Hit that benchmark, and the average win rate is 41%. Add a few more key stakeholders, and that win rate grows to the 51%. Get a couple more on board, and it grows again to 55%. There is clear correlation between the number of relationships and the chance of success.
Where relevant, between 10 and 12 relationships carried the highest win rate, showing that nurturing connections with key members of the buying committee increases the chances of success. However, there is such a thing as too many cooks spoiling the broth as the win rate begins to taper down when 13 or more relationships are involved.
High engagement consistently led to more deals won, whilst low engagement was a consistent issue with closed deals lost
Alongside relationships, engagement is a metric all too often overlooked. Taking the time to nurture those key connections with the buying committee clearly has a tremendous impact. Using the Ebsta score (more on that in the report..) we can now measure that engagement with contacts and accounts.
Therefore, we can now see the quality of the engagement with deals won and lost. If deals are low in engagement, then the data suggests they are likely heading to being closed lost. This was consistently seen throughout the year, regardless of a pandemic.

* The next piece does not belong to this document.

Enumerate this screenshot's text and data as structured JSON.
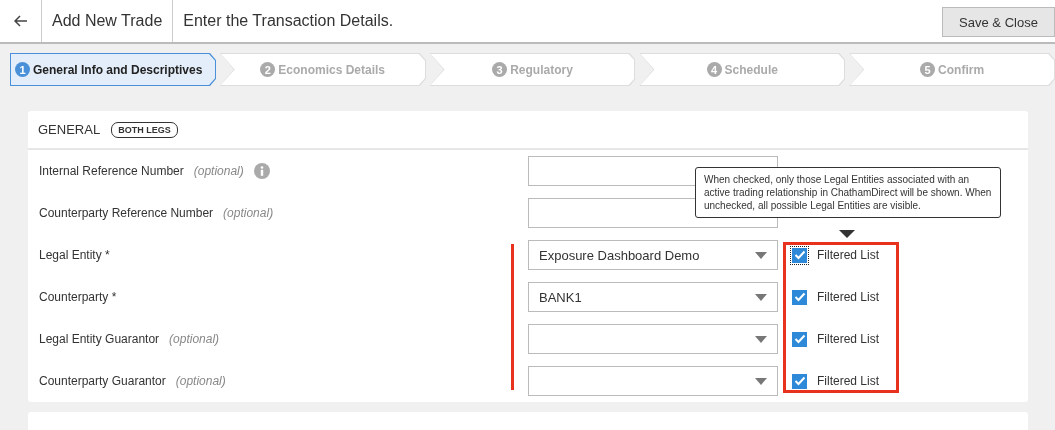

If deals are high in engagement, then the likelihood is that it’s heading towards success. The only question you should be asking yourself then is - how do we accelerate the deal through the pipeline?
With this in mind, it’s clear that relationships and engagement should be being measured as early indicators of success. When you only have a handful of relationships and the engagement is poor - is this a realistic target to continue to pursue? Or is your time better spent on other opportunities which are more likely to yield a successful result?
Highly engaged deals have a win rate of 50%, more than double compared to low engagement deals
Like relationships, it’s well known that engaging key decision makers is vital to closing a deal - and yet it’s so rarely measured. When we do measure this metric, we see the impact is profound - highly engaged deals had a win rate of 50%.
In short, when key stakeholders are effectively engaged, the chances of success are more than doubled. So in theory, if you were measuring engagement and scoring consistently in the 81-100 bracket, the chances of success would also be doubled too.
In the report, we also explore the influence of engagement on the other KPIs too, particularly sales cycle where it has a similarly staggering effect. By being data-driven, we can now begin to understand the underlying factors influencing KPIs. Crucially, this now begins to tell us where to focus our efforts to begin finding incremental gains to improve the overall results of those KPIs.